Sa voix s'étrangle dans sa gorge. Elle doit déglutir difficilement. Il s'en veut de la mettre dans cet état-là. Il s'en veut de la torturer parce qu'il a le sentiment de ne pas en être bien loin. Mais il ne veut pas non plus se laisser torturer. Il ne veut pas qu'elle croit qu'elle peut tout ce qu'elle veut. Et il doit savoir. Bien sûr qu'il est désolé de la voir perdre la face. Bien sûr qu'il voudrait la prendre dans ses bras. Mais elle ne le permettrait jamais et serait capable de le gifler. Elle n'est pas la victime innocente de cet instant qui la pétrifie. Elle n'est pas non plus la coupable. Le monde est plus compliqué que ça et elle le sait mieux que personne bien qu'elle en affirme l'inverse. Ils le savent tous les deux.
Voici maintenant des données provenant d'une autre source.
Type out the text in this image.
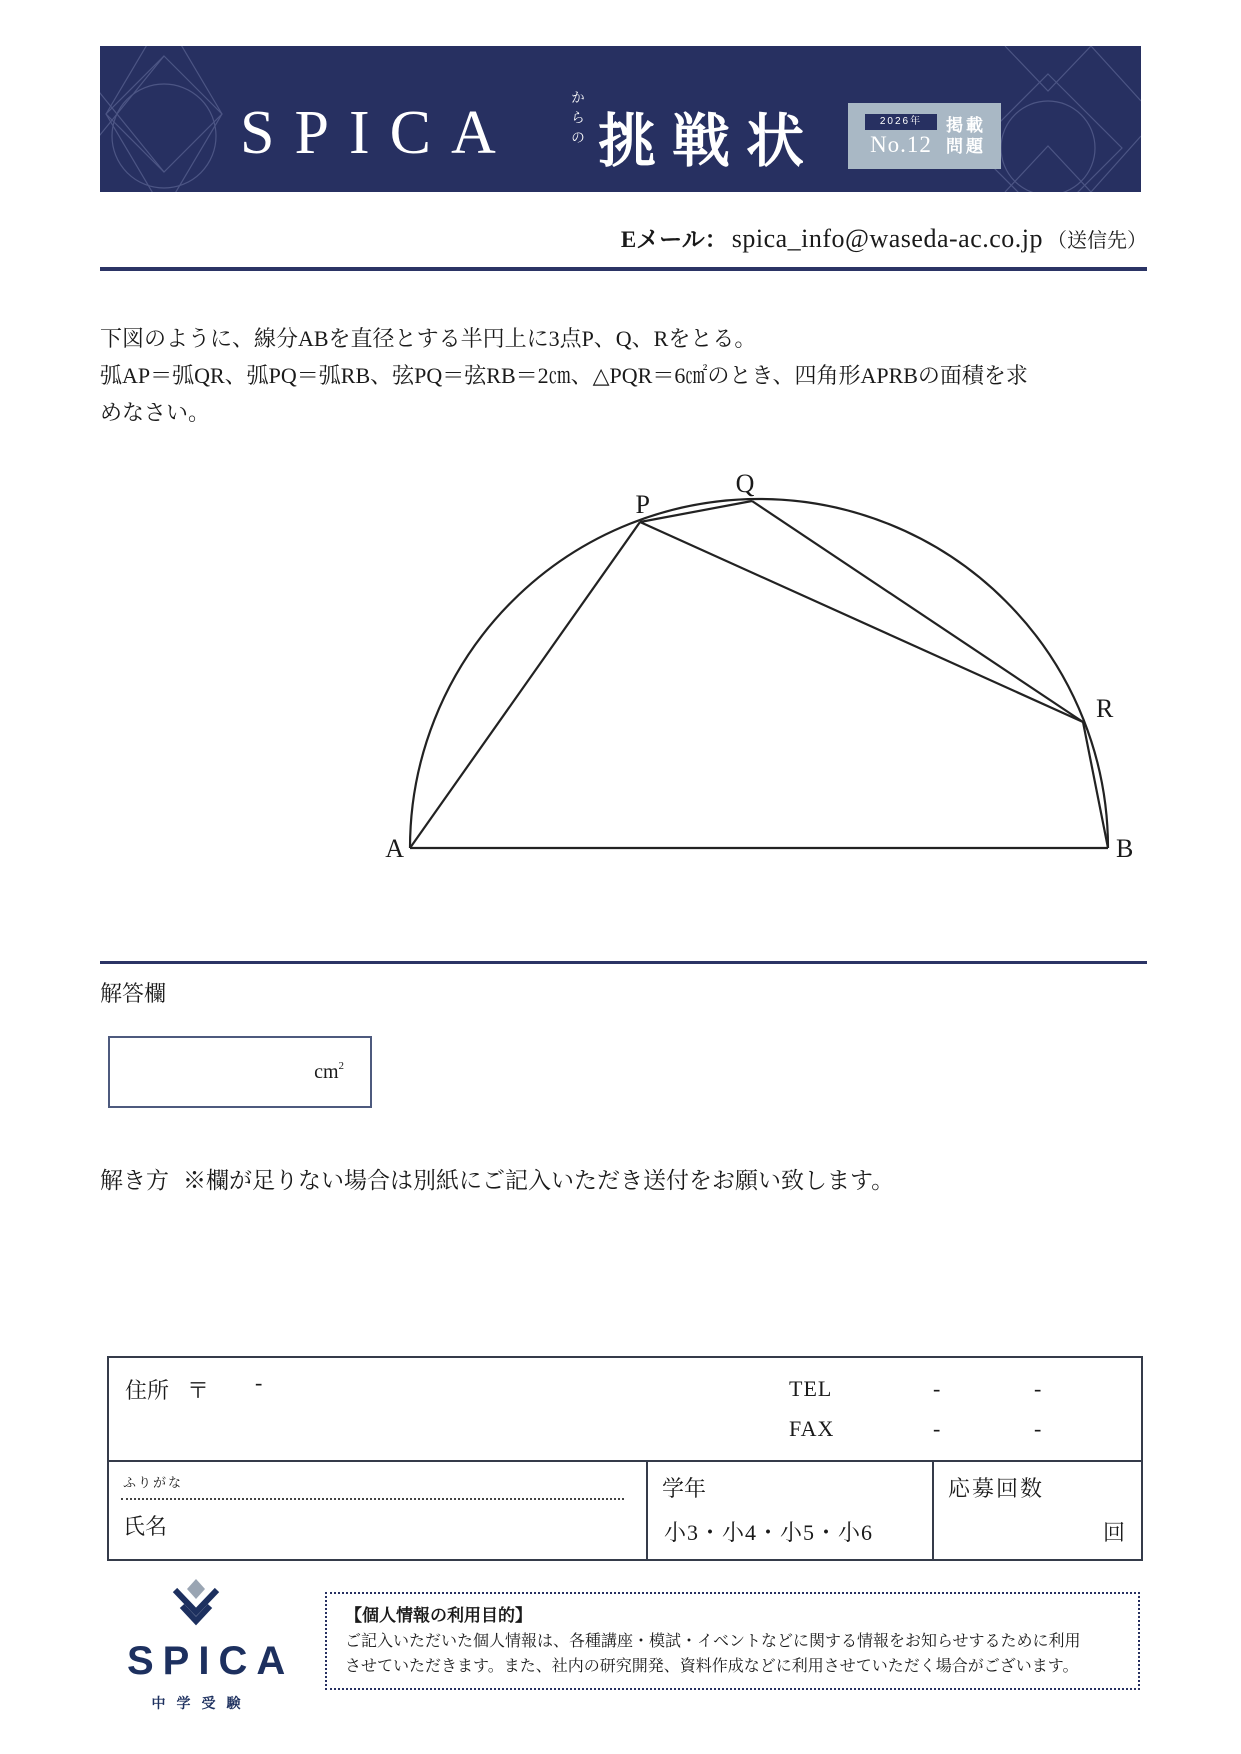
SPICA	からの 挑戦状	2026年
No.12
掲載
問題
Eメール： spica_info@waseda-ac.co.jp （送信先）
下図のように、線分ABを直径とする半円上に3点P、Q、Rをとる。
弧AP＝弧QR、弧PQ＝弧RB、弦PQ＝弦RB＝2㎝、△PQR＝6㎠のとき、四角形APRBの面積を求
めなさい。
A	B
P
Q
R
解答欄
$cm^2$
解き方 ※欄が足りない場合は別紙にご記入いただき送付をお願い致します。
住所 〒 -	TEL	-	-
FAX	-	-
ふりがな
氏名
学年
小3・小4・小5・小6
応募回数
回
SPICA
中学受験
【個人情報の利用目的】
ご記入いただいた個人情報は、各種講座・模試・イベントなどに関する情報をお知らせするために利用
させていただきます。また、社内の研究開発、資料作成などに利用させていただく場合がございます。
Et ils savent tous les deux, à ce moment précis que l'autre sait. Mais se joue l'éternel combat entre l'apparence de la force et le réel pouvoir.
Elle reprend son souffle et termine : « … du secret. 
  • C'est-à-dire ?
Elle ne se défend même pas devant l'ultime provocation.
  • Ta théorie sur mes secrets.
  • Que donc tu confirmes ?
  • Elle répond par un dernier regard désespéré. Et elle baisse la tête et passe la porte battante. Elle marche sans savoir où elle va. Elle n'entend ni ne voit plus rien.
Il a craqué le mot de passe.
Il a peur d'avoir tout cassé.
De ne jamais la revoir.
Il n'a fait que parler. Mais certaines paroles sont bien plus redoutables que les actes concrets. La parole est un acte. Il pense, « Je te baptise... »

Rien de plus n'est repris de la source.